Acceptance by third parties. Because of the extensive abuse of general powers of attorney, third parties such as bankers and title companies may be reluctant to honor them, particularly if they are more than a few years old. Bankers often require the signature of the Principal on their own powers of attorney, even if the Principal has become mentally incapacitated. The Principal may wish to discuss this matter with their bankers or brokers, or give them copies of the powers while they still have the capacity to confirm them.

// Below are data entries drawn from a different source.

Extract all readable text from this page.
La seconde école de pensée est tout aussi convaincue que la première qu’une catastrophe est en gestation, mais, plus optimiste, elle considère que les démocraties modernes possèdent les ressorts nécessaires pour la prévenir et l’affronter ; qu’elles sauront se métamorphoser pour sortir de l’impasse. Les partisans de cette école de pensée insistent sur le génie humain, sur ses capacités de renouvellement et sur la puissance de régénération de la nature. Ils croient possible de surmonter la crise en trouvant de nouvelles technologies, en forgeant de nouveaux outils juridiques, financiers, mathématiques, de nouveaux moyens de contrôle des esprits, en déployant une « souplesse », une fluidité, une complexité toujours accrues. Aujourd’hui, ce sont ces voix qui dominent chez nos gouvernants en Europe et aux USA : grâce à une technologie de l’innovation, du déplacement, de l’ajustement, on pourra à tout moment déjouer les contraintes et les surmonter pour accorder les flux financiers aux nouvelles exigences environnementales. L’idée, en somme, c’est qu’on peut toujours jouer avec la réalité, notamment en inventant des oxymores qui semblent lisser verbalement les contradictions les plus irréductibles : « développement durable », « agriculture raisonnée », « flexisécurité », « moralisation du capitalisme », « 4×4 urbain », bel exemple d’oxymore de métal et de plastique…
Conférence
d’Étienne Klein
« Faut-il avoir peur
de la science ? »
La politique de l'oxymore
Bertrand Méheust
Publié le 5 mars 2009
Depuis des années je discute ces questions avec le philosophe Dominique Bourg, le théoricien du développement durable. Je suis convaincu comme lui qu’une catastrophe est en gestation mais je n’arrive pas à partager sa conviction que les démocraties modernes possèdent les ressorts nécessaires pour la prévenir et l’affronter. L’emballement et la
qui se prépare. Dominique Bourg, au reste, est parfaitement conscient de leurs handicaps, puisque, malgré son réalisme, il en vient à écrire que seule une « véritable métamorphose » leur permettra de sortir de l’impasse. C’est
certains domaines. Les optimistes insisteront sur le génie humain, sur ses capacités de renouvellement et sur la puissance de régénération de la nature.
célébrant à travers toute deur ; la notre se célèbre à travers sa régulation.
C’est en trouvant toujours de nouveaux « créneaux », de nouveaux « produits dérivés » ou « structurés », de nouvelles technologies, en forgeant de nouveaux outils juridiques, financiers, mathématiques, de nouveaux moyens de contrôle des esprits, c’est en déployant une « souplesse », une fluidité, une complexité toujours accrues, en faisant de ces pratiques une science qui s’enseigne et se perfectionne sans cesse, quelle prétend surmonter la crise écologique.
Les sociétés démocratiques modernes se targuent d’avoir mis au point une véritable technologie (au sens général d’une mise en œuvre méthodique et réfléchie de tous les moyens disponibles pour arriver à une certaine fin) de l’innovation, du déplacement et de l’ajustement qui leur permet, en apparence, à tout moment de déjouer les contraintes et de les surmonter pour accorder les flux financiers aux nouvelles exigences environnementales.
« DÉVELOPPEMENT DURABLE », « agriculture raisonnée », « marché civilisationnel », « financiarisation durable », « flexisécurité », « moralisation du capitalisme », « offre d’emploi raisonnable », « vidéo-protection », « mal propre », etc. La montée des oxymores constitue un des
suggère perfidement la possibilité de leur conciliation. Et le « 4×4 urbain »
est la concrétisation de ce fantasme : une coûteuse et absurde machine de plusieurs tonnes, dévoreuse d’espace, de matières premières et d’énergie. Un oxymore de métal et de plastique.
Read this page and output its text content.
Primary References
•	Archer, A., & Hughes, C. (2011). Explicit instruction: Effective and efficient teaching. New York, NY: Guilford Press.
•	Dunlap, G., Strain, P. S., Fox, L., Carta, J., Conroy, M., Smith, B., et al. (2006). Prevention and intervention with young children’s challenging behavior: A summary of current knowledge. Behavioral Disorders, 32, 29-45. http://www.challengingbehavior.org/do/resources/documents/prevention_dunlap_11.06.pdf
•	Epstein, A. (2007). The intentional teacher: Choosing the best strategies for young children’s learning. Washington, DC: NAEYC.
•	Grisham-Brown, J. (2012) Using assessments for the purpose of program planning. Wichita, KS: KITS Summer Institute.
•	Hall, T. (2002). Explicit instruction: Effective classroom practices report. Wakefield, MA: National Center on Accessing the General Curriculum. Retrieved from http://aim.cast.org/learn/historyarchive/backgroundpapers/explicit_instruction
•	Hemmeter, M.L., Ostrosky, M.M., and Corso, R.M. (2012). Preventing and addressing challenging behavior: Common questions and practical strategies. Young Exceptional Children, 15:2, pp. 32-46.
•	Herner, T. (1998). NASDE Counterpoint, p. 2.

Health care power of attorney and living will. The Principal may designate an Agent to make health care and residential decisions for the Principal during a time of temporary or permanent incapacity. Usually a health care provider will accept the authorization of a spouse or family member for surgery or placement in a care home, but a health care power provides additional support. The living will expresses the Principal’s wish that his life not be prolonged by artificial means if he has been diagnosed as terminally ill, or is brain-damaged to the point of being vegetative. Reliance on health care powers increases in proportion to the degree of the illness, and the document becomes crucially important with regard to end-of-life issues. Those who have strong feelings one way or another about termination of life support, amputation, organ donation, etc., should choose a trusted person to serve as Agent and discuss these matters in depth with the Agent.

Mental health care power of attorney. The Principal may designate an Agent to make mental health care decisions. Although a regular Health Care Power of Attorney would be accepted in many situations, it is usually not sufficient to have a person moved out of her residence into a nursing home or psychiatric facility against her will. A Mental Health Care Power of Attorney can be an effective tool to make sure that an agent selected by the Principal can admit the Principal to such a facility without having to proceed to Court for Guardianship.

Termination of powers of attorney. Powers of attorney can be revoked by the Principal at any time for any reason or no reason. If the Principal has already distributed copies of the powers to the Agent or third parties, they should be notified immediately of the revocation.

Powers of attorney automatically terminate at death. An Agent cannot manage a decedent’s affairs on a power of attorney alone. If the Principal wishes to ensure continuity, other arrangements must be made (e.g., the Agent’s name can be put on the Principal’s checking account).

Alternatives to powers of attorney. A power of attorney cannot and should not be signed by a person whom does not understand the nature of what he is signing. If the Principal is no longer competent to sign such a document, then court proceedings for guardianship or conservatorship may be required. If the Principal has limited assets and income, then a simple guardianship may be all that’s required to obtain authorization to make residential and health care decisions. If the Principal has assets that must be protected, then the Agent should petition for conservatorship to obtain court authorization to manage the Principal’s financial affairs.